Por que a migração de dados exige planejamento?

O dado é o ativo que precisa permanecer confiável durante todo o processo de migração. Uma estrutura de banco pode ser recriada, mas uma inconsistência nos dados pode gerar impactos diretamente nos processos de negócio.

Uma migração mal planejada pode resultar em:

  • registros ausentes;
  • registros duplicados;
  • valores truncados;
  • problemas de conversão de tipos;
  • diferenças de precisão numérica;
  • problemas de encoding;
  • quebras de relacionamentos;
  • inconsistências entre tabelas;
  • perda de dados LOB;
  • tempo de indisponibilidade superior ao planejado;
  • degradação de performance após a migração.

Por esse motivo, o planejamento precisa definir exatamente o que será migrado, como será migrado, quando será migrado e como o resultado será validado.


Etapas da Migração de Dados Oracle para PostgreSQL

1. Inventário dos dados Oracle

O primeiro passo é compreender o ambiente de origem.

O inventário deve identificar:

  • bancos de dados;
  • schemas;
  • tabelas;
  • quantidade de registros;
  • tamanho das tabelas;
  • índices;
  • chaves primárias;
  • chaves estrangeiras;
  • constraints;
  • partições;
  • colunas LOB;
  • tipos de dados especiais;
  • tabelas temporárias;
  • objetos utilizados pelas aplicações.

Esse inventário permite determinar o tamanho real do projeto e identificar previamente os pontos que podem exigir tratamento especial.

2. Classificação dos dados

Nem todos os dados precisam necessariamente seguir o mesmo processo de migração.

É possível classificar as informações de acordo com características como:

  • volume;
  • criticidade;
  • frequência de atualização;
  • dependências;
  • sensibilidade;
  • necessidade de transformação;
  • necessidade de sincronização contínua.

Essa classificação ajuda a determinar quais tabelas podem ser migradas antecipadamente e quais precisam permanecer sincronizadas até o momento do cutover.

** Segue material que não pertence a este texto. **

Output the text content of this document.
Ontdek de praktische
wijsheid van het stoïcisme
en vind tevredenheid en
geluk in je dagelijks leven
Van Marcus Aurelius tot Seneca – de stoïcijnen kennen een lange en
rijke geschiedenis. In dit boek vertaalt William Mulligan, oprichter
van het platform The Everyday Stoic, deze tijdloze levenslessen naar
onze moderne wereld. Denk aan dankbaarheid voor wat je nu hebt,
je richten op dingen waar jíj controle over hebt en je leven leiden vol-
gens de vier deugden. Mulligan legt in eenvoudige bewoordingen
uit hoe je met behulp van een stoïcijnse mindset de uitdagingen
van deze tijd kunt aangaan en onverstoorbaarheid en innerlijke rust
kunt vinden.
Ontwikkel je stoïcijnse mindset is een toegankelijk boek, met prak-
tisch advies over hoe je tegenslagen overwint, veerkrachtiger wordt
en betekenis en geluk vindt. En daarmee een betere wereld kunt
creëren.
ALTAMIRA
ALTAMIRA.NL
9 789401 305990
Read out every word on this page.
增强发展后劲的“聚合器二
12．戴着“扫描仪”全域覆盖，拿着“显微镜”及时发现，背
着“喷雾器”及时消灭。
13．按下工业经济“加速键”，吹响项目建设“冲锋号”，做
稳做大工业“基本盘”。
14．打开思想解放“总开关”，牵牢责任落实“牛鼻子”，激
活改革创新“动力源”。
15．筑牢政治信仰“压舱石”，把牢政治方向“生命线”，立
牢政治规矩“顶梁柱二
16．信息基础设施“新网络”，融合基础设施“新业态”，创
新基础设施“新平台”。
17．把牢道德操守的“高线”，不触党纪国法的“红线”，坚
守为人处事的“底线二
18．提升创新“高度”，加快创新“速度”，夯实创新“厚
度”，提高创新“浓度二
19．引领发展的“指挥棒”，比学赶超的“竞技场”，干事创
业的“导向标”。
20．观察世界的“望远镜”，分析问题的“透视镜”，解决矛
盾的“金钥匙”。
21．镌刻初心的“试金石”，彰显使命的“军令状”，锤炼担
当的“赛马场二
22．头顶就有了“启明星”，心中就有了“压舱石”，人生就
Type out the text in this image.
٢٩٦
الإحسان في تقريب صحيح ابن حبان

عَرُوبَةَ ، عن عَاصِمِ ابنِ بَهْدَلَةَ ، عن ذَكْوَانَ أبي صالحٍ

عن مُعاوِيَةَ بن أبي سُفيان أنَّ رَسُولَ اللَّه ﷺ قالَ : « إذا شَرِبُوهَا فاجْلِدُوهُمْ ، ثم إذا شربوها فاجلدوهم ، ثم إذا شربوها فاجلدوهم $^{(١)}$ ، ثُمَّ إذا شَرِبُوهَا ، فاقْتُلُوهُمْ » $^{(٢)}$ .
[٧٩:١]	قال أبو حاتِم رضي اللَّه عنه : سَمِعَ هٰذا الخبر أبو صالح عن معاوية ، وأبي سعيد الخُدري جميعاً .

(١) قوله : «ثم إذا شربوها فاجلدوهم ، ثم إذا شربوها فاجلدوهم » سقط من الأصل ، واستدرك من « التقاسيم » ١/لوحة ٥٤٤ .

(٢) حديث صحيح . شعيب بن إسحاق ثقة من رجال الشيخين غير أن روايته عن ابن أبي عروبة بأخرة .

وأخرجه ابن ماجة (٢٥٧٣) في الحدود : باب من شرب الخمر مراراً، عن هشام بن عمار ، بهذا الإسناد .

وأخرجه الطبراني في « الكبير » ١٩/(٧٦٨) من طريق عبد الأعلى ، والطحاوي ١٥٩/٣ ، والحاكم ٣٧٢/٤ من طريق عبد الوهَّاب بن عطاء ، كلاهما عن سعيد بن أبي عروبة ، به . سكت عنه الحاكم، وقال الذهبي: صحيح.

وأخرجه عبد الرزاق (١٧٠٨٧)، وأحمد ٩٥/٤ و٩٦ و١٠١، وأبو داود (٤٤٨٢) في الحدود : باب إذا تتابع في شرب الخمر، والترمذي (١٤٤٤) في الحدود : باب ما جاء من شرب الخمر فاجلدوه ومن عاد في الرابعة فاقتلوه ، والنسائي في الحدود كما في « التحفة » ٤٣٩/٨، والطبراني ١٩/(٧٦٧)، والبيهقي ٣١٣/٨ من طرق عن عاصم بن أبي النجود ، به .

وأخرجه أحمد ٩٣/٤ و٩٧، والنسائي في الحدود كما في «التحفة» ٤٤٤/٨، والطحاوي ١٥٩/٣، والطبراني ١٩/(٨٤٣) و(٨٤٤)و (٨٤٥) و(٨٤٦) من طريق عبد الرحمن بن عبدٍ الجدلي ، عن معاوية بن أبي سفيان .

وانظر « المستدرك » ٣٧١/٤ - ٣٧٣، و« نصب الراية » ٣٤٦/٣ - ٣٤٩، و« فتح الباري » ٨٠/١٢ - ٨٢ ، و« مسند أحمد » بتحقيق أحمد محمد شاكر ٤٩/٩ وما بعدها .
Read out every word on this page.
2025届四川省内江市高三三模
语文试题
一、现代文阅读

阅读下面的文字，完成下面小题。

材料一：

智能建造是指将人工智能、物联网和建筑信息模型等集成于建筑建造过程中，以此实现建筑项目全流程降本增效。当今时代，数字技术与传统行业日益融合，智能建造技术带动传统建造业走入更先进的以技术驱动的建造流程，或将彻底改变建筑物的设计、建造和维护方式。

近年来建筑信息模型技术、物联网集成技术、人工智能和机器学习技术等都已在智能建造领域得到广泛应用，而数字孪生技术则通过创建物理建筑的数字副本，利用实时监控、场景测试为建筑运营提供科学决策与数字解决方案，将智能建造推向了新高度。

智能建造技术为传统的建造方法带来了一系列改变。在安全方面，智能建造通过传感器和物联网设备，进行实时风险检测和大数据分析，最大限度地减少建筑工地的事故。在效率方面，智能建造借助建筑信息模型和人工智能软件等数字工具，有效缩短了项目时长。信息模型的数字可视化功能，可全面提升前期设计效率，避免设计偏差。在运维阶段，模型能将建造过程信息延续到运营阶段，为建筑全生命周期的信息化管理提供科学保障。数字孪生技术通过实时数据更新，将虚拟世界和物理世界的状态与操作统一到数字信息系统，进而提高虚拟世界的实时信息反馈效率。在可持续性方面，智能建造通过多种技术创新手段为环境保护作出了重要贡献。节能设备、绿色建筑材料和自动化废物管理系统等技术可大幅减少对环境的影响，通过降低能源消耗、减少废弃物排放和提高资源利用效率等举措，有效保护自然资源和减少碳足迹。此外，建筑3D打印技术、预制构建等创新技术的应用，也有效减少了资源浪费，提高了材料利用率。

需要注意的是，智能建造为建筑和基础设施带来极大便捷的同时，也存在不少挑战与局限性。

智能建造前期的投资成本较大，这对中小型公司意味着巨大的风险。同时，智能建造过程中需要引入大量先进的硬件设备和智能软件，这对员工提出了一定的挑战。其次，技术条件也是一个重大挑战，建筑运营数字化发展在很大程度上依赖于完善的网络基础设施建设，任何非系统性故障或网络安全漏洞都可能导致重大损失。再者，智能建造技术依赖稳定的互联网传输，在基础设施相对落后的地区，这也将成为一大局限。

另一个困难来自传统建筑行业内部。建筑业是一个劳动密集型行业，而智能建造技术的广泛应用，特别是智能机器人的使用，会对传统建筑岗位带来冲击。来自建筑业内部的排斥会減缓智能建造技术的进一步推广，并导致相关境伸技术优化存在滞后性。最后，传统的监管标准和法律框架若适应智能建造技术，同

Diagrama corporativo de migração de dados com ambiente Oracle na origem, camada de extração e transformação, fluxo de dados, validação e cluster PostgreSQL no destino, com identidade visual da Dominus Tech.
Arquitetura corporativa de migração de dados com extração, transformação, validação e sincronização entre ambientes de origem e destino.

Oracle e PostgreSQL: diferenças que afetam os dados

A migração de dados não deve considerar somente os valores armazenados. É necessário analisar como cada banco representa e manipula esses valores.

Tipos numéricos

Oracle e PostgreSQL possuem mecanismos diferentes para representação de valores numéricos. Durante a migração, é necessário verificar precisão, escala e comportamento das colunas utilizadas para valores financeiros, cálculos científicos e identificadores.

Strings e caracteres

Campos de texto exigem atenção especial quando existem diferenças de tamanho, encoding, collation ou regras de comparação.

Aplicações corporativas que armazenam nomes, endereços, documentos, descrições ou informações multilíngues devem ser testadas após a migração.

Datas e horários

Campos relacionados a datas e horários precisam ser avaliados considerando timezone, precisão temporal e comportamento das aplicações.

Uma diferença aparentemente pequena na representação de horário pode provocar problemas em sistemas financeiros, integrações, auditoria e processamento de eventos.

CLOB e BLOB

Objetos que armazenam grandes volumes de texto ou dados binários precisam de planejamento específico.

Dependendo da arquitetura utilizada, mecanismos como database links ou recursos específicos de ferramentas de migração podem ser considerados para determinados cenários.

Valores NULL

Também é necessário validar o tratamento de valores nulos, principalmente em processos que envolvem transformação ou conversão de tipos.


Extração dos dados Oracle

A extração é a etapa em que os dados são obtidos do ambiente Oracle para posterior carregamento no destino.

A estratégia pode variar conforme o volume e os requisitos do projeto.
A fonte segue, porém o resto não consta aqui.